Explanation: [A-Z][a-z]* matches a single uppercase letter followed by zero or more lowercase letters. BBC returns three single-character matches because each capital is followed by another capital, not a lowercase. To capture full acronyms, switch to [A-Z][A-Za-z]*.

After regex patterns, the most-paired stringr tools are:

  • str_detect(): TRUE / FALSE per string for a regex pattern
  • str_extract() and str_extract_all(): pull out matched substrings
  • str_replace() and str_replace_all(): substitute matched text
  • str_split(): split a string on a regex separator
  • str_match() and str_match_all(): capture groups as a matrix
  • regex(): wrap a pattern to set ignore_case, multiline, or dotall
  • fixed(): opt out of regex for literal byte matching
  • boundary(): split or detect by word, line, or sentence boundaries

The full reference and modifier comparison live in the stringr documentation.

FAQ

What regex flavor does stringr use?

stringr forwards every pattern to the stringi package, which uses the ICU regex engine.
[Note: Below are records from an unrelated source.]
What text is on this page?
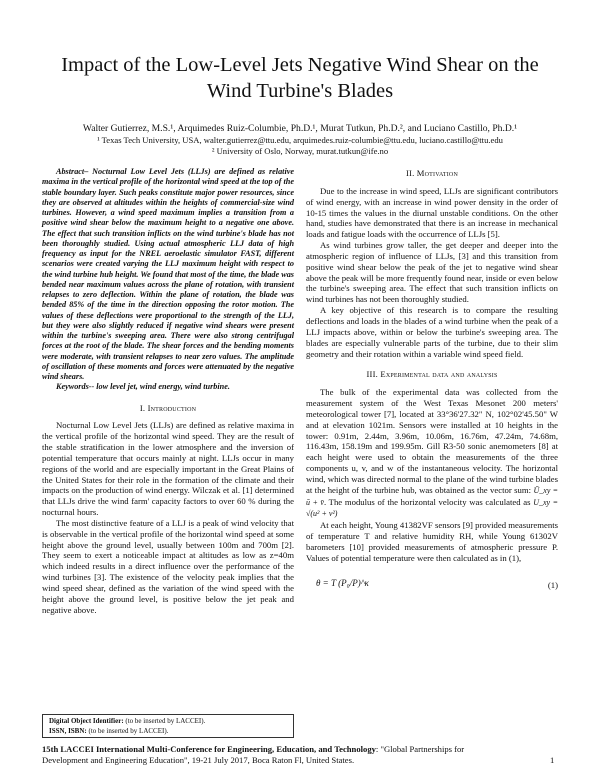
Impact of the Low-Level Jets Negative Wind Shear on the Wind Turbine's Blades
Walter Gutierrez, M.S.¹, Arquimedes Ruiz-Columbie, Ph.D.¹, Murat Tutkun, Ph.D.², and Luciano Castillo, Ph.D.¹
¹ Texas Tech University, USA, walter.gutierrez@ttu.edu, arquimedes.ruiz-columbie@ttu.edu, luciano.castillo@ttu.edu
² University of Oslo, Norway, murat.tutkun@ife.no

Abstract– Nocturnal Low Level Jets (LLJs) are defined as relative maxima in the vertical profile of the horizontal wind speed at the top of the stable boundary layer. Such peaks constitute major power resources, since they are observed at altitudes within the heights of commercial-size wind turbines. However, a wind speed maximum implies a transition from a positive wind shear below the maximum height to a negative one above. The effect that such transition inflicts on the wind turbine's blade has not been thoroughly studied. Using actual atmospheric LLJ data of high frequency as input for the NREL aeroelastic simulator FAST, different scenarios were created varying the LLJ maximum height with respect to the wind turbine hub height. We found that most of the time, the blade was bended near maximum values across the plane of rotation, with transient relapses to zero deflection. Within the plane of rotation, the blade was bended 85% of the time in the direction opposing the rotor motion. The values of these deflections were proportional to the strength of the LLJ, but they were also slightly reduced if negative wind shears were present within the turbine's sweeping area. There were also strong centrifugal forces at the root of the blade. The shear forces and the bending moments were moderate, with transient relapses to near zero values. The amplitude of oscillation of these moments and forces were attenuated by the negative wind shears.

Keywords-- low level jet, wind energy, wind turbine.

I. Introduction

Nocturnal Low Level Jets (LLJs) are defined as relative maxima in the vertical profile of the horizontal wind speed. They are the result of the stable stratification in the lower atmosphere and the inversion of potential temperature that occurs mainly at night. LLJs occur in many regions of the world and are especially important in the Great Plains of the United States for their role in the formation of the climate and their impacts on the production of wind energy. Wilczak et al. [1] determined that LLJs drive the wind farm' capacity factors to over 60 % during the nocturnal hours.

The most distinctive feature of a LLJ is a peak of wind velocity that is observable in the vertical profile of the horizontal wind speed at some height above the ground level, usually between 100m and 700m [2]. They seem to exert a noticeable impact at altitudes as low as z=40m which indeed results in a direct influence over the performance of the wind turbines [3]. The existence of the velocity peak implies that the wind speed shear, defined as the variation of the wind speed with the height above the ground level, is positive below the jet peak and negative above.

II. Motivation

Due to the increase in wind speed, LLJs are significant contributors of wind energy, with an increase in wind power density in the order of 10-15 times the values in the diurnal unstable conditions. On the other hand, studies have demonstrated that there is an increase in mechanical loads and fatigue loads with the occurrence of LLJs [5].

As wind turbines grow taller, the get deeper and deeper into the atmospheric region of influence of LLJs, [3] and this transition from positive wind shear below the peak of the jet to negative wind shear above the peak will be more frequently found near, inside or even below the turbine's sweeping area. The effect that such transition inflicts on wind turbines has not been thoroughly studied.

A key objective of this research is to compare the resulting deflections and loads in the blades of a wind turbine when the peak of a LLJ impacts above, within or below the turbine's sweeping area. The blades are especially vulnerable parts of the turbine, due to their slim geometry and their rotation within a variable wind speed field.

III. Experimental data and analysis

The bulk of the experimental data was collected from the measurement system of the West Texas Mesonet 200 meters' meteorological tower [7], located at 33°36'27.32" N, 102°02'45.50" W and at elevation 1021m. Sensors were installed at 10 heights in the tower: 0.91m, 2.44m, 3.96m, 10.06m, 16.76m, 47.24m, 74.68m, 116.43m, 158.19m and 199.95m. Gill R3-50 sonic anemometers [8] at each height were used to obtain the measurements of the three components u, v, and w of the instantaneous velocity. The horizontal wind, which was directed normal to the plane of the wind turbine blades at the height of the turbine hub, was obtained as the vector sum: Ū_xy = ū + v̄. The modulus of the horizontal velocity was calculated as U_xy = √(u² + v²)

At each height, Young 41382VF sensors [9] provided measurements of temperature T and relative humidity RH, while Young 61302V barometers [10] provided measurements of atmospheric pressure P. Values of potential temperature were then calculated as in (1),

θ = T (P₀/P)^κ	(1)
Digital Object Identifier: (to be inserted by LACCEI).
ISSN, ISBN: (to be inserted by LACCEI).
15th LACCEI International Multi-Conference for Engineering, Education, and Technology: "Global Partnerships for Development and Engineering Education", 19-21 July 2017, Boca Raton Fl, United States.	1
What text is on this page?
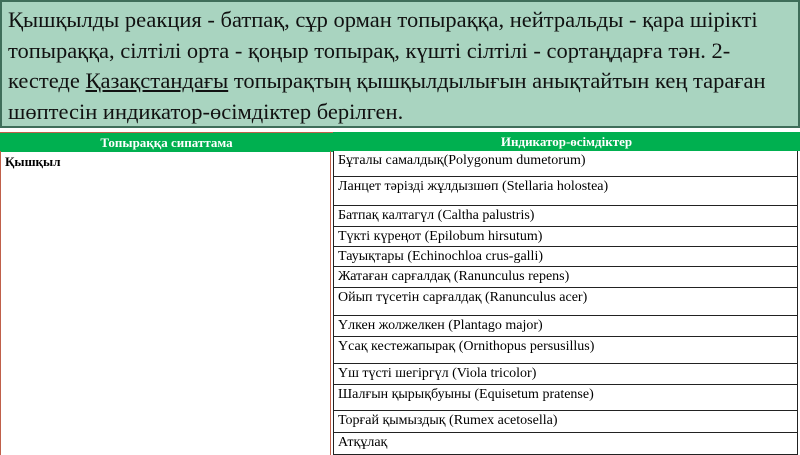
Қышқылды реакция - батпақ, сұр орман топыраққа, нейтральды - қара шірікті топыраққа, сілтілі орта - қоңыр топырақ, күшті сілтілі - сортаңдарға тән. 2-кестеде Қазақстандағы топырақтың қышқылдылығын анықтайтын кең тараған шөптесін индикатор-өсімдіктер берілген.

Топыраққа сипаттама	Индикатор-өсімдіктер
Қышқыл	Бұталы самалдық(Polygonum dumetorum)
Ланцет тәрізді жұлдызшөп (Stellaria holostea)
Батпақ калтагүл (Caltha palustris)
Түкті күреңот (Epilobum hirsutum)
Тауықтары (Echinochloa crus-galli)
Жатаған сарғалдақ (Ranunculus repens)
Ойып түсетін сарғалдақ (Ranunculus acer)
Үлкен жолжелкен (Plantago major)
Үсақ кестежапырақ (Ornithopus persusillus)
Үш түсті шегіргүл (Viola tricolor)
Шалғын қырықбуыны (Equisetum pratense)
Торғай қымыздық (Rumex acetosella)
Атқұлақ
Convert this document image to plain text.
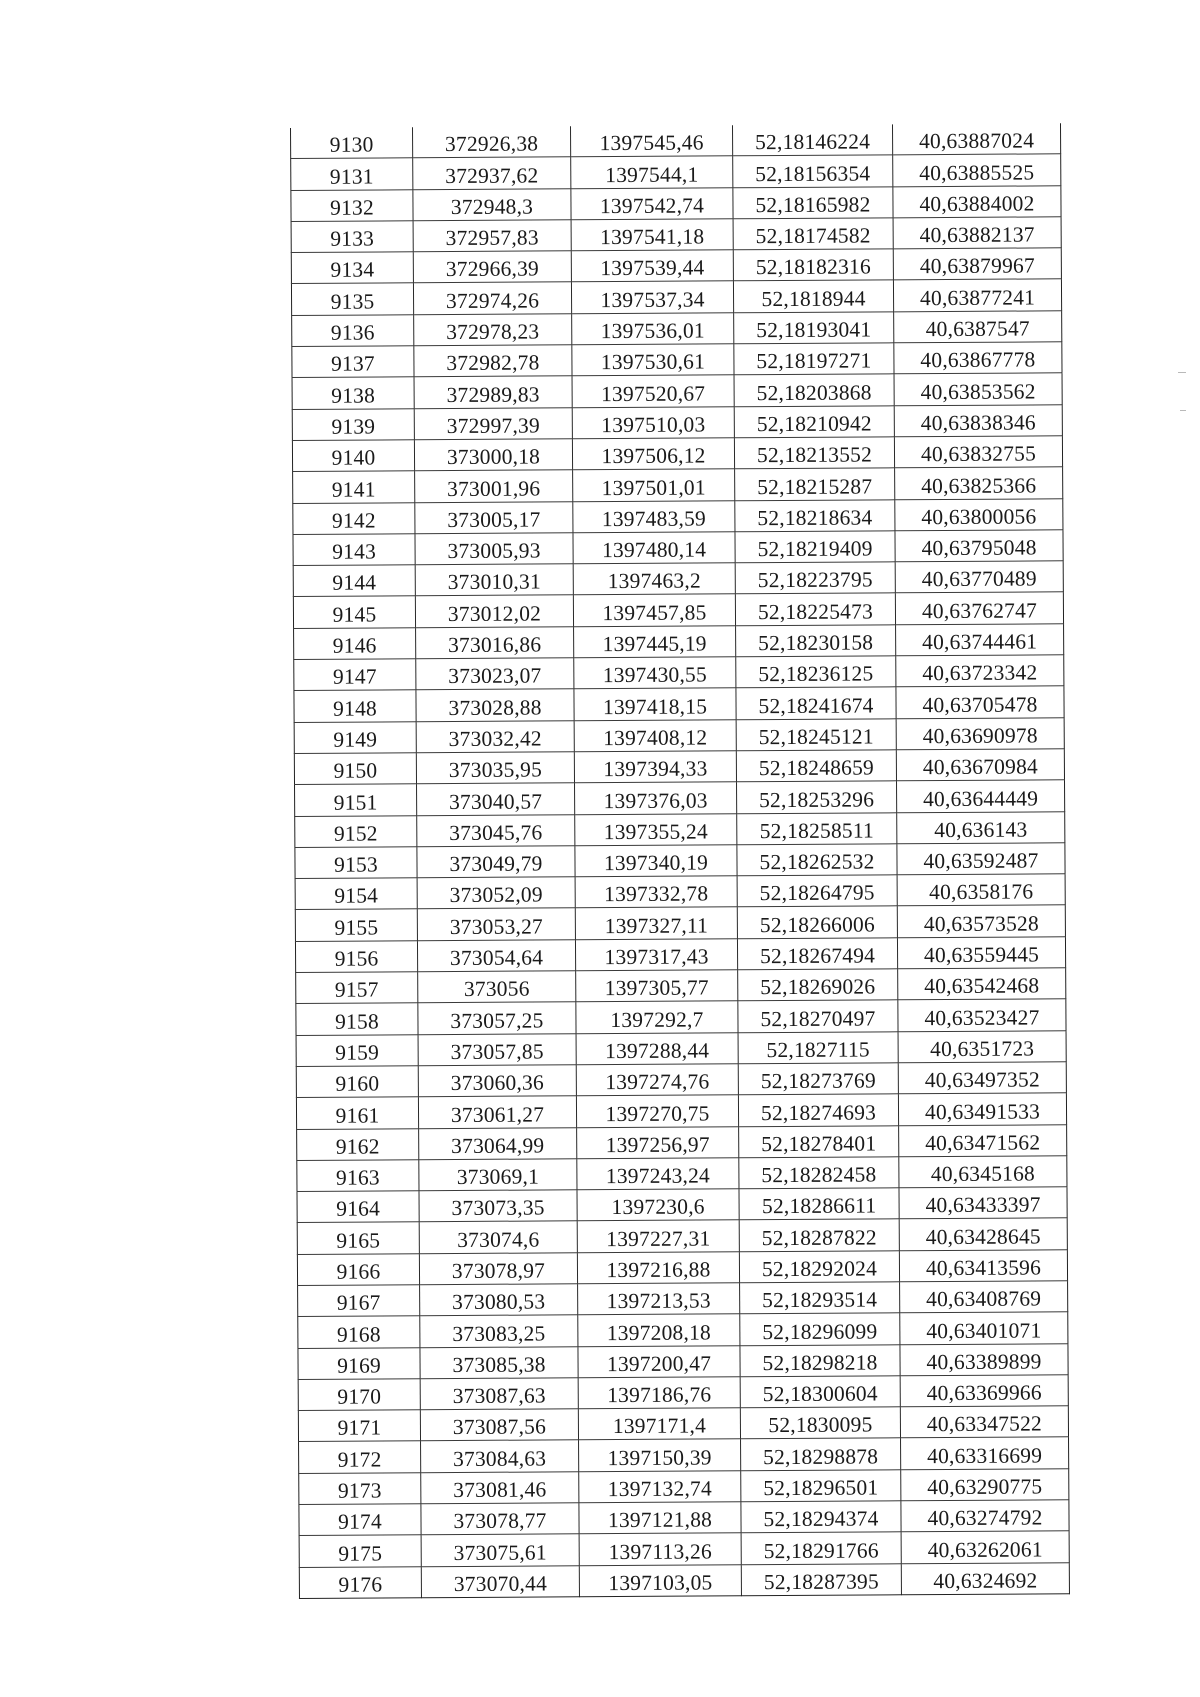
9130	372926,38	1397545,46	52,18146224	40,63887024
9131	372937,62	1397544,1	52,18156354	40,63885525
9132	372948,3	1397542,74	52,18165982	40,63884002
9133	372957,83	1397541,18	52,18174582	40,63882137
9134	372966,39	1397539,44	52,18182316	40,63879967
9135	372974,26	1397537,34	52,1818944	40,63877241
9136	372978,23	1397536,01	52,18193041	40,6387547
9137	372982,78	1397530,61	52,18197271	40,63867778
9138	372989,83	1397520,67	52,18203868	40,63853562
9139	372997,39	1397510,03	52,18210942	40,63838346
9140	373000,18	1397506,12	52,18213552	40,63832755
9141	373001,96	1397501,01	52,18215287	40,63825366
9142	373005,17	1397483,59	52,18218634	40,63800056
9143	373005,93	1397480,14	52,18219409	40,63795048
9144	373010,31	1397463,2	52,18223795	40,63770489
9145	373012,02	1397457,85	52,18225473	40,63762747
9146	373016,86	1397445,19	52,18230158	40,63744461
9147	373023,07	1397430,55	52,18236125	40,63723342
9148	373028,88	1397418,15	52,18241674	40,63705478
9149	373032,42	1397408,12	52,18245121	40,63690978
9150	373035,95	1397394,33	52,18248659	40,63670984
9151	373040,57	1397376,03	52,18253296	40,63644449
9152	373045,76	1397355,24	52,18258511	40,636143
9153	373049,79	1397340,19	52,18262532	40,63592487
9154	373052,09	1397332,78	52,18264795	40,6358176
9155	373053,27	1397327,11	52,18266006	40,63573528
9156	373054,64	1397317,43	52,18267494	40,63559445
9157	373056	1397305,77	52,18269026	40,63542468
9158	373057,25	1397292,7	52,18270497	40,63523427
9159	373057,85	1397288,44	52,1827115	40,6351723
9160	373060,36	1397274,76	52,18273769	40,63497352
9161	373061,27	1397270,75	52,18274693	40,63491533
9162	373064,99	1397256,97	52,18278401	40,63471562
9163	373069,1	1397243,24	52,18282458	40,6345168
9164	373073,35	1397230,6	52,18286611	40,63433397
9165	373074,6	1397227,31	52,18287822	40,63428645
9166	373078,97	1397216,88	52,18292024	40,63413596
9167	373080,53	1397213,53	52,18293514	40,63408769
9168	373083,25	1397208,18	52,18296099	40,63401071
9169	373085,38	1397200,47	52,18298218	40,63389899
9170	373087,63	1397186,76	52,18300604	40,63369966
9171	373087,56	1397171,4	52,1830095	40,63347522
9172	373084,63	1397150,39	52,18298878	40,63316699
9173	373081,46	1397132,74	52,18296501	40,63290775
9174	373078,77	1397121,88	52,18294374	40,63274792
9175	373075,61	1397113,26	52,18291766	40,63262061
9176	373070,44	1397103,05	52,18287395	40,6324692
ICU is a Perl-compatible flavor and supports lookaheads, lookbehinds, named groups, Unicode property escapes (\\p{L}), and non-greedy quantifiers. Patterns that work on regex101.com with the PCRE flavor work in stringr with minimal changes; only a few obscure constructs differ.

Do I need to wrap patterns in regex() in stringr?
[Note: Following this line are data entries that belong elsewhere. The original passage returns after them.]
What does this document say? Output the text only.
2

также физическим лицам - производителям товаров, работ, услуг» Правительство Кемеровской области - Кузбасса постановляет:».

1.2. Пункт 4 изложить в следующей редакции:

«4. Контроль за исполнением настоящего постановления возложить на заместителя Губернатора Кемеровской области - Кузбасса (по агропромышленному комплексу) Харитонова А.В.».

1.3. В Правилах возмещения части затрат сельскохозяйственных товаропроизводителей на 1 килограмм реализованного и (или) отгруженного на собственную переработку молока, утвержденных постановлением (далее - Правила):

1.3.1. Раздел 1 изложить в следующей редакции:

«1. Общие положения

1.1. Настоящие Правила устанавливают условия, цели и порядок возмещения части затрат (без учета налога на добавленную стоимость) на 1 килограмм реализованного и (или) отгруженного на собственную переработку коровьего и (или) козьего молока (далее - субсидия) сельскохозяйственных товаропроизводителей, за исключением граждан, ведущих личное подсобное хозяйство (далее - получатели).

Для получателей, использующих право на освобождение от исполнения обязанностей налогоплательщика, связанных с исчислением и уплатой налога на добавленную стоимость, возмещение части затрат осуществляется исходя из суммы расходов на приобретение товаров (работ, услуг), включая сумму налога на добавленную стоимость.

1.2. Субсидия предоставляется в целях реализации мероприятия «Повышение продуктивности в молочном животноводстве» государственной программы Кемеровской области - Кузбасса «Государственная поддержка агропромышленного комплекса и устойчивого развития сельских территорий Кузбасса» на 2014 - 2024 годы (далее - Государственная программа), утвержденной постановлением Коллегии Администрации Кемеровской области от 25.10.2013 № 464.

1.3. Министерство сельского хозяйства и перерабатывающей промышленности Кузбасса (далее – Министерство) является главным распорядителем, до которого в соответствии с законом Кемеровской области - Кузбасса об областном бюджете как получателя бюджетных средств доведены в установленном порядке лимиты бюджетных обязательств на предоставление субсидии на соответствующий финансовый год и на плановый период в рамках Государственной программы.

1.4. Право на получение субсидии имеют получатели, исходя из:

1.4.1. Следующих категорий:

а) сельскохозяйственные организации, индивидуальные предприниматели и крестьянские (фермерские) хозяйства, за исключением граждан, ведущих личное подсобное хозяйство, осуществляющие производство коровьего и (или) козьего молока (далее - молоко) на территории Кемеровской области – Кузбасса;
No. Plain strings passed as the pattern argument are already treated as regex. Wrap in regex() only when you need to set options like ignore_case = TRUE, multiline = TRUE, or dotall = TRUE. For literal text matching, wrap in fixed(). For locale-sensitive comparisons, wrap in coll().

How do I write a backslash in a stringr regex?

Double every backslash in a regular R string: "\\d" matches a digit, "\\s" matches whitespace, "\\." matches a literal dot. R parses the first backslash as an escape, leaving a single backslash for the regex engine. R 4.0+ also supports raw strings: r"(\d+)" is identical to "\\d+" and avoids the double-backslash for complex patterns.

Why does str_extract() only return the first match?

By design. str_extract() returns a single character vector, one match per input. For every match in each string, use str_extract_all(), which returns a list of character vectors (one per input). Add simplify = TRUE if every input has the same number of matches and you want a character matrix instead.

How do I do a case-insensitive regex in stringr?

Wrap the pattern in regex() with ignore_case = TRUE: str_detect(x, regex("^error", ignore_case = TRUE)). The (?i) inline flag also works inside any plain pattern: str_detect(x, "(?i)^error"). For literal needles, use fixed(x, ignore_case = TRUE) instead, which uses ASCII case folding.